Une vue de l'esprit



Les Dieux de l'Optique ont jeté un voile sur les pupilles de ma mère il y a quelques années. Et pourtant, elle voit les choses plus que quiconque. Ressent la matière, l'émanation d'une couleur, la vibration d'un sourire. L'ivresse de la joie et les tréfonds obscurs du désespoir.

Nous pensons que les sens dont la nature nous a dotés élargissent notre perception des choses. Ne l'assombriraient-ils pas plutôt? 

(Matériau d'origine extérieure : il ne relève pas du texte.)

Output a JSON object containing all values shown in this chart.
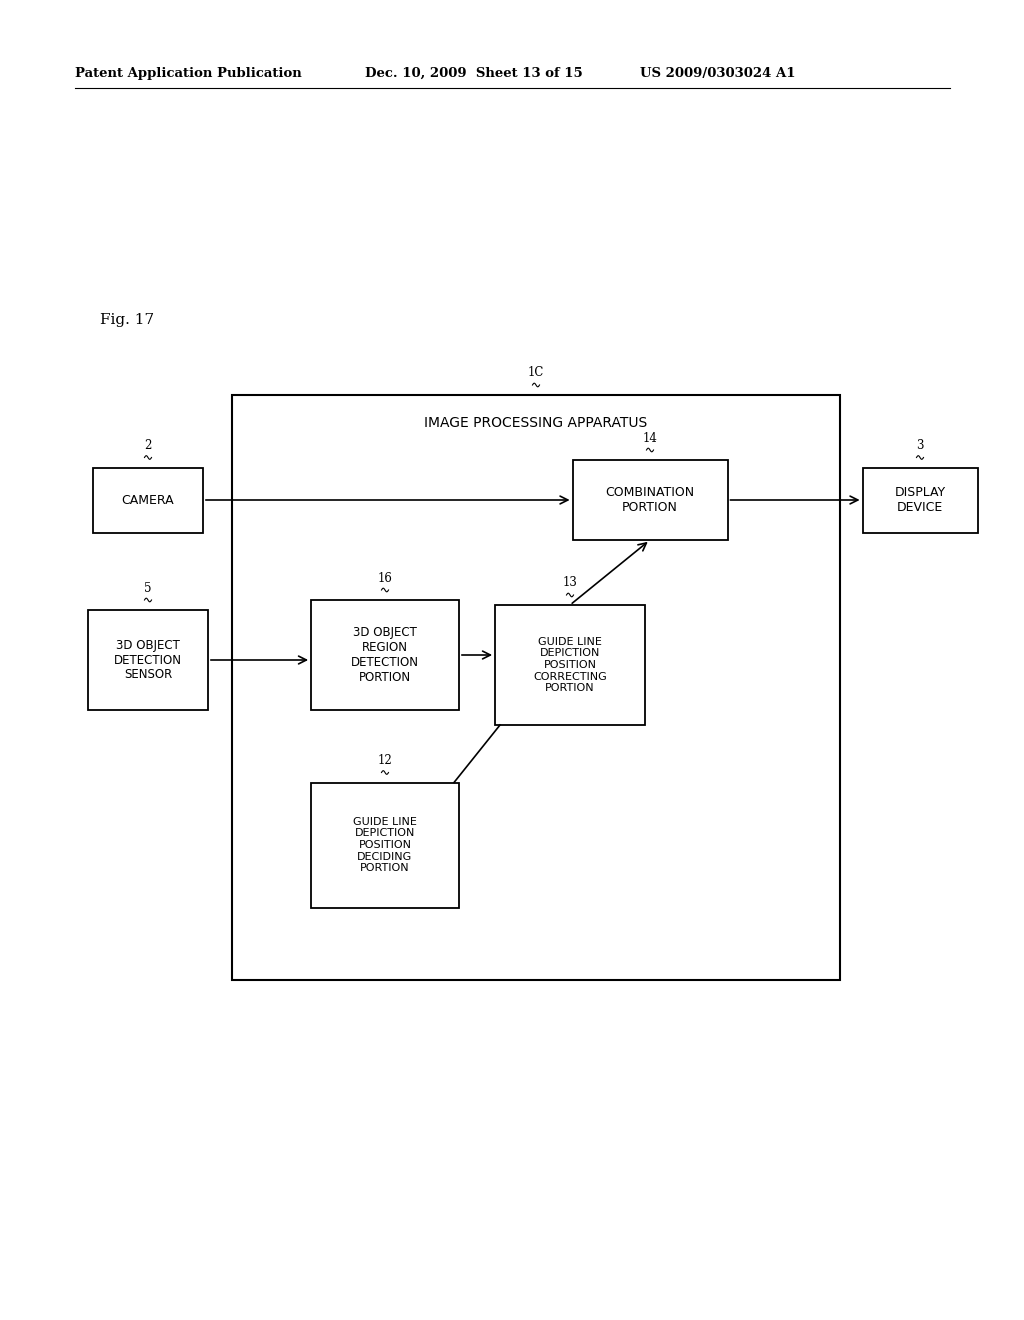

Pour beaucoup d’entre nous, devenir aveugle, c’est la fin du monde. Dans un monde où l’on jauge la personnalité par le bout de tissu porté, où la communication ne peut se faire qu’avec un kit oreillette greffé au cerveau et les doigts scellés à l’ordinateur portable, c’est proprement impensable. Inimaginable. Un cauchemar éveillé. 

Et pourtant...

Fermez les yeux. Imaginez que vous vous trouvez dans une vaste forêt. Imaginez le vent qui vous effleure, le soleil qui vous réchauffe, le gazouillis d’un oiseau, le soupir d’un ruisseau au loin. Les sensations qui vous envahissent à ce moment-là.

A travers le rideau de vos paupières closes a éclos un monde de couleurs et de vie.

Parce qu’elle savait qu’il lui restait encore un sursis, ma mère a pris le temps, dans un monde ADSL où l’image n’a plus le temps de se fixer dans les rétines, de regarder ce qu’elle voyait.

Les choses nous semblent acquises et en un instant, elles s’évaporent. La plupart de nous vivent les yeux fermés...

...N’est pas aveugle celui qu’on croit.

Vous dites qu’elle a perdu la vue ; n’en a-t-elle pas reçu quelque-chose d’infiniment plus grand? Vous voyez la matière, elle voit derrière. Le monde est composé de
milliards de paraîtres humains. Rares sont ceux qui en retrouvent l’être. Imparfait devient plus-que parfait si on conjugue comme il se doit le verbe regarder.


Tout ça n’est qu’une vue de l’esprit : élargissez votre vision des choses et vous saurez.